There are multiple tools to add exif data to an image but the exiftool website has some easy examples for our purpose.

(do this as the first step before adding to the PDF)

(command line here, but there are exiftool GUIs)

exiftool -artist="Phil Harvey" -copyright="2011 Phil Harvey" YourFile.jpg

Adds Phil Harvey and the copyright information to the file. If you're on a smartphone and have the time and really have to know, then hypothetically there should be web-based tools for every step needed. I'm just not familiar with any and it's possible the web-based tool would remove the metadata when creating or extracting the PDF.

[–] [email protected] 2 points 7 months ago

Okay, got it. Print the PDF, then scan it and save as PDF.
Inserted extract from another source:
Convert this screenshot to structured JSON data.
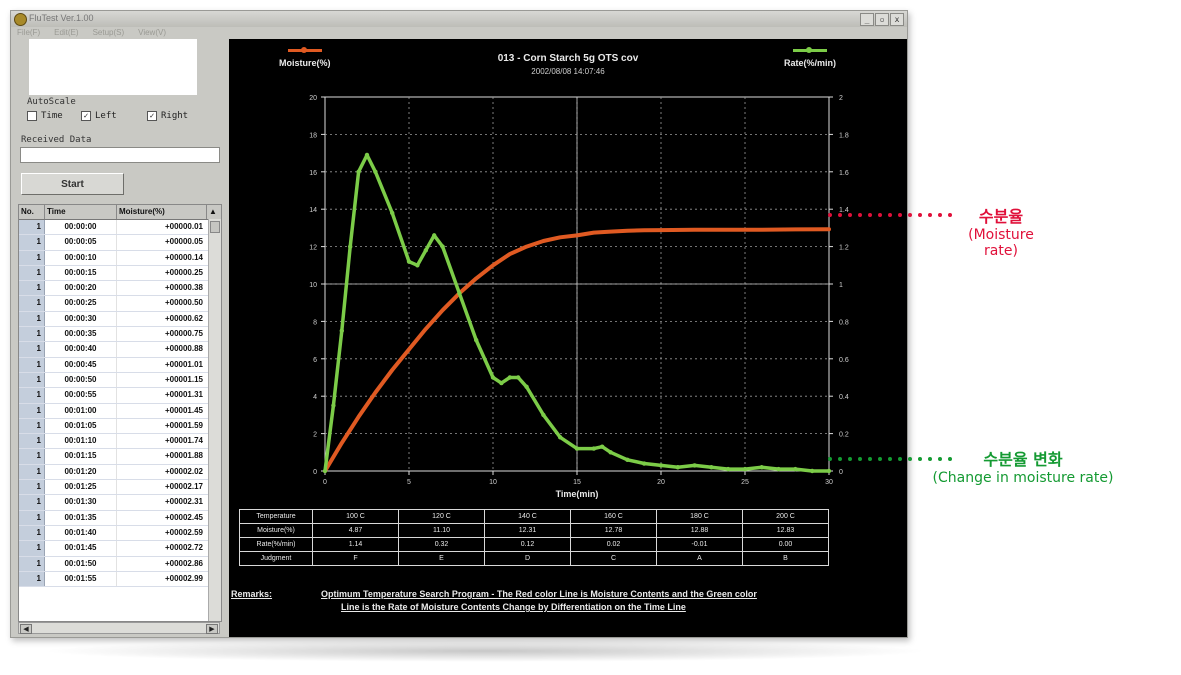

Or get some monks to get a handwritten copy, like the good old times.

[–] [email protected] 5 points 7 months ago

I know PDF providers who visibly print the customer's name or number in the header of every page, along with short copyright text. I use qpdf --stream-decompress to make the PDF into human-readable PostScript, and then Python+regex to remove each header text, which stand out a bit from other PDF elements. The script throws an error if more or fewer elements than pages have been removed but that hasn't happened yet. Processed documents sometimes have screwed-up non-ASCII characters in the Table of Contents for some reason but I don't have the originas anymore so IDK if it's my fault. Still, I wouldn't share the PDFs unless in text-only or printed form because of any other steganographic shenanigans in the file. I would absolutely torrent them if I could repurchase them under a new identity and verify that the files are identical.
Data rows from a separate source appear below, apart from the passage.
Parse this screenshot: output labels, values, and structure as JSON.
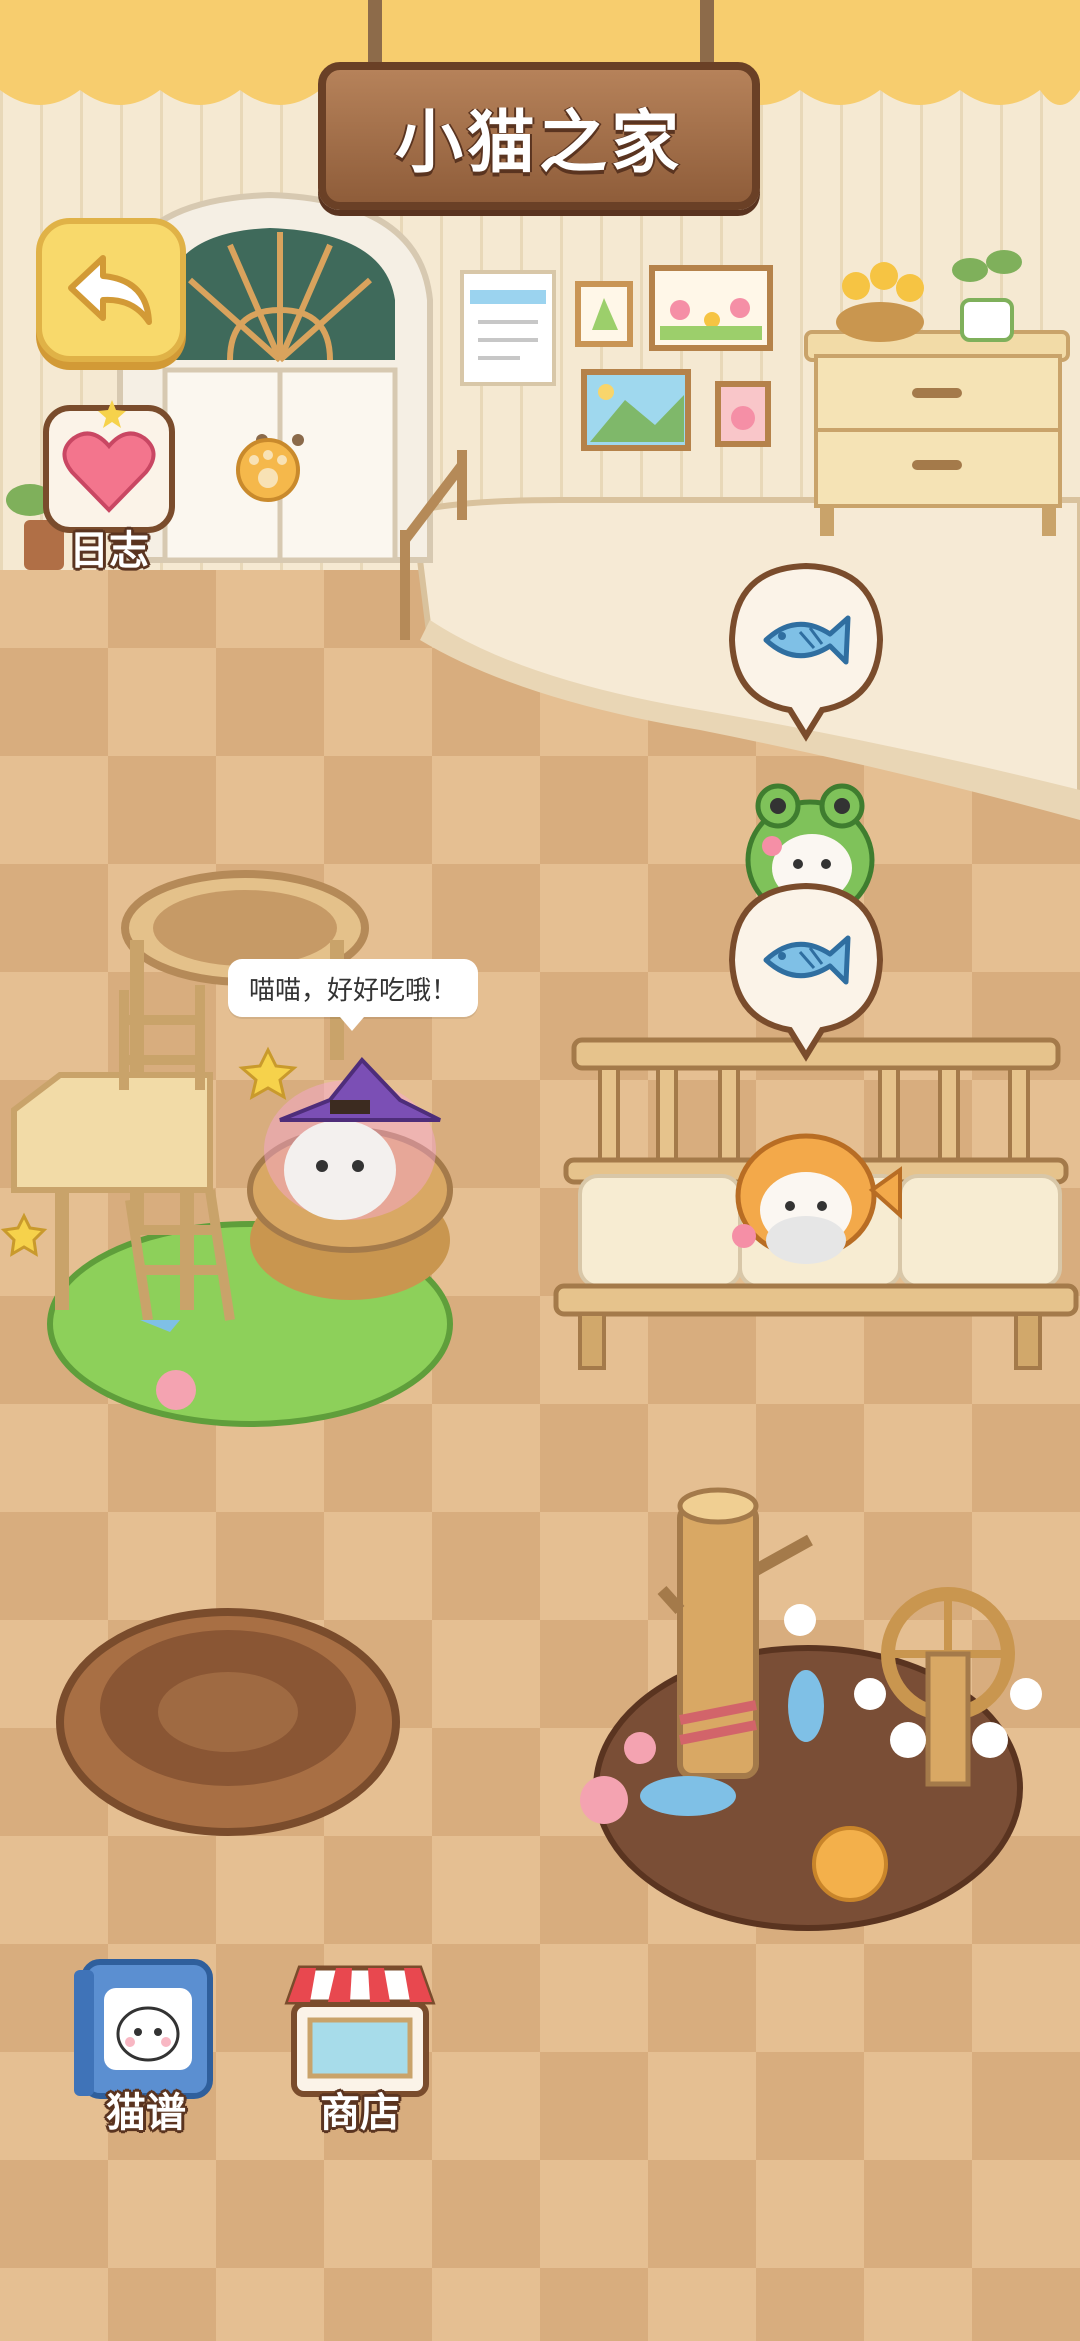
{
  "header": {
    "title": "小猫之家"
  },
  "buttons": {
    "back_icon": "back-arrow-icon",
    "journal_label": "日志",
    "catalog_label": "猫谱",
    "shop_label": "商店"
  },
  "cat_speech": "喵喵，好好吃哦！",
  "bubbles": [
    {
      "icon": "fish-icon"
    },
    {
      "icon": "fish-icon"
    }
  ],
  "colors": {
    "floor_light": "#eccfa6",
    "floor_dark": "#ddb586",
    "wall": "#f4e7cf",
    "sign_wood": "#a4714b",
    "button_yellow": "#f8d96b",
    "grass": "#8dd05a"
  }
}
BTW, has anyone figured out how to embed Python code in PDF? The whitespace always gets reencoded as x-coordinates so copy&pasting it never preserves indentation. No, you can't use the Ogham Space Mark (Unicode's only non-blank character classified as a space) for indentation in Python, I tried.

[–] Olgratin_Magmatoe 5 points 7 months ago

You'd be safer IRL printing it on a printer without yellow ink, then scanning it, then deleting the metadata from the scan.

[–] IlIllIIIllIlIlIIlI 3 points 7 months ago

I saw some that add background watermarks too into random pages and locations.